Share via


Microsoft Linear Regression Algorithm

The Microsoft Linear Regression algorithm is a variation of the Microsoft Decision Trees algorithm that helps you calculate a linear relationship between a dependent and independent variable, and then use that relationship for prediction.

The relationship takes the form of an equation for a line that best represents a series of data. For example, the line in the following diagram is the best possible linear representation of the data.

A line that models a set of data

Each data point in the diagram has an error associated with its distance from the regression line. The coefficients a and b in the regression equation adjust the angle and location of the regression line. You can obtain the regression equation by adjusting a and b until the sum of the errors that are associated with all the points reaches its minimum.

There are other kinds of regression that use multiple variables, and also nonlinear methods of regression. However, linear regression is a useful and well-known method for modeling a response to a change in some underlying factor.

Example

You can use linear regression to determine a relationship between two continuous columns. For example, you can use linear regression to compute a trend line from manufacturing or sales data. You could also use the linear regression as a precursor to development of more complex data mining models, to assess the relationships among data columns.

Although there are many ways to compute linear regression that do not require data mining tools, the advantage of using the Microsoft Linear Regression algorithm for this task is that all the possible relationships among the variables are automatically computed and tested. You do not have to select a computation method, such as solving for least squares. However, linear regression might oversimplify the relationships in scenarios where multiple factors affect the outcome.

How the Algorithm Works

The Microsoft Linear Regression algorithm is a variation of the Microsoft Decision Trees algorithm. When you select the Microsoft Linear Regression algorithm, a special case of the Microsoft Decision Trees algorithm is invoked, with parameters that constrain the behavior of the algorithm and require certain input data types. Moreover, in a linear regression model, the whole data set is used for computing relationships in the initial pass, whereas a standard decision trees model splits the data repeatedly into smaller subsets or trees.
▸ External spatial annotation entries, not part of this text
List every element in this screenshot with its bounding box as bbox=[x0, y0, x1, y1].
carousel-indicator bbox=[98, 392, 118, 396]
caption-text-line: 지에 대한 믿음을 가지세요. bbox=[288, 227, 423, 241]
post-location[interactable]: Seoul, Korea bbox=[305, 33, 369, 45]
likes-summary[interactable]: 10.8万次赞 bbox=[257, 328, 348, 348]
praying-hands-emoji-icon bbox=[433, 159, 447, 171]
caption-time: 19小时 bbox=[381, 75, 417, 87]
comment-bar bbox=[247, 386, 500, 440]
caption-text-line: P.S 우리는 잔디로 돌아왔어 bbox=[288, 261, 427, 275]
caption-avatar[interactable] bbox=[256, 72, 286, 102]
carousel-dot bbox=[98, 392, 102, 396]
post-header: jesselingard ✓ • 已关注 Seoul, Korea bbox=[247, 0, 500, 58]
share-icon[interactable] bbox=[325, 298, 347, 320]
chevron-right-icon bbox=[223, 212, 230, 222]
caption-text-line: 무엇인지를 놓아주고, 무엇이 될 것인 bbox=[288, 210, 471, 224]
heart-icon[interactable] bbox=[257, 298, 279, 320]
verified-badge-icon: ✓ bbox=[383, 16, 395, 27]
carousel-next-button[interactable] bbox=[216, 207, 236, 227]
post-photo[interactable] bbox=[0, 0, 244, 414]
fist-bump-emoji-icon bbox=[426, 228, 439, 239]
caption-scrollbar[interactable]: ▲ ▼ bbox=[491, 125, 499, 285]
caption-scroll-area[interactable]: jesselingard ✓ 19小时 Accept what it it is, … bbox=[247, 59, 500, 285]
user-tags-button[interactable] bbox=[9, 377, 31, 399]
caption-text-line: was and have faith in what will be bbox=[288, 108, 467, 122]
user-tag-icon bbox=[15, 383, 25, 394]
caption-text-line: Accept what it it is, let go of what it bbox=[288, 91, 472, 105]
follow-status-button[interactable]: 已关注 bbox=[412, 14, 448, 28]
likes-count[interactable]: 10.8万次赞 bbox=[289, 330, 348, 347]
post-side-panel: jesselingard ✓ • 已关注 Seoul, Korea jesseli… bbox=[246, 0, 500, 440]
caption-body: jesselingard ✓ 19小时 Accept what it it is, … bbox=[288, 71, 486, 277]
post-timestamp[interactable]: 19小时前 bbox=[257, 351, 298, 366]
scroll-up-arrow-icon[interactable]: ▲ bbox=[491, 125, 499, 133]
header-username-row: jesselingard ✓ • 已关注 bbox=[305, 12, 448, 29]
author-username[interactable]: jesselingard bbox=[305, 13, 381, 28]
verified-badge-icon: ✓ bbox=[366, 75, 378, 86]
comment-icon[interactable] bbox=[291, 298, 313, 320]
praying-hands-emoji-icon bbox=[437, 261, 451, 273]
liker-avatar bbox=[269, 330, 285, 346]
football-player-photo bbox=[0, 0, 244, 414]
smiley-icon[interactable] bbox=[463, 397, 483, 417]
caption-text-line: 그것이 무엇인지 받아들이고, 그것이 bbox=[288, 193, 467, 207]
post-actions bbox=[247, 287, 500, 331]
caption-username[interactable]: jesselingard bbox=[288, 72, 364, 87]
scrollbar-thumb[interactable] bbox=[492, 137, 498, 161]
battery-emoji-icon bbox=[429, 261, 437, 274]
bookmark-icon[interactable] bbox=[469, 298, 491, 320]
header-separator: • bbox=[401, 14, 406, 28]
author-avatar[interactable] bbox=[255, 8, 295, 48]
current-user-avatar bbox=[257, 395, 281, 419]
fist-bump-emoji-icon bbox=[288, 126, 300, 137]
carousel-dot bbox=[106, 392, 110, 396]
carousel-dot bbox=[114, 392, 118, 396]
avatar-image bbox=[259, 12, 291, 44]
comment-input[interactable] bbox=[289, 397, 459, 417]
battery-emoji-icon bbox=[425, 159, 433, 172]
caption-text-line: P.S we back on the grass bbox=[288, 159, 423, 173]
Data Required for Linear Regression Models

When you prepare data for use in a linear regression model, you should understand the requirements for the particular algorithm. This includes how much data is needed, and how the data is used. The requirements for this model type are as follows:

  • A single key column   Each model must contain one numeric or text column that uniquely identifies each record. Compound keys are not permitted.

  • A predictable column   Requires at least one predictable column. You can include multiple predictable attributes in a model, but the predictable attributes must be continuous numeric data types. You cannot use a datetime data type as a predictable attribute even if the native storage for the data is numeric.

  • Input columns   Input columns must contain continuous numeric data and be assigned the appropriate data type.

For more information, see the Requirements section of Microsoft Linear Regression Algorithm Technical Reference.

Viewing a Linear Regression Model

To explore the model, you use the Microsoft Tree Viewer. The tree structure for a linear regression model is very simple, with all the information about the regression equation contained in a single node. For more information, see Viewing a Mining Model with the Microsoft Tree Viewer.

If you want to know more detail about the equation, you can also view the coefficients and other details by using the Microsoft Generic Content Tree Viewer.

For a linear regression model, the model content includes metadata, the regression formula, and statistics about the distribution of input values. For more information, see Mining Model Content for Linear Regression Models (Analysis Services - Data Mining).

Creating Predictions

After the model has been processed, the results are stored as a set of statistics together with the linear regression formula, which you can use to compute future trends. For examples of queries to use with a linear regression model, see Querying a Linear Regression Model (Analysis Services - Data Mining).

For general information about how to create queries against mining models, see Querying Data Mining Models (Analysis Services - Data Mining).

In addition to creating a linear regression model by selecting the Microsoft Linear Regression algorithm, if the predictable attribute is a continuous numeric data type, you can create a decision tree model that contains regressions. In this case, the algorithm will split the data when it finds appropriate separation points, but for some regions of data, will create a regression formula instead. For more information about regression trees within a decision trees model, see Mining Model Content for Decision Tree Models (Analysis Services - Data Mining).

Remarks

  • Does not support the use of Predictive Model Markup Language (PMML) to create mining models.

  • Does not support the creation of data mining dimensions.

  • Supports drillthrough.

  • Supports the use of OLAP mining models.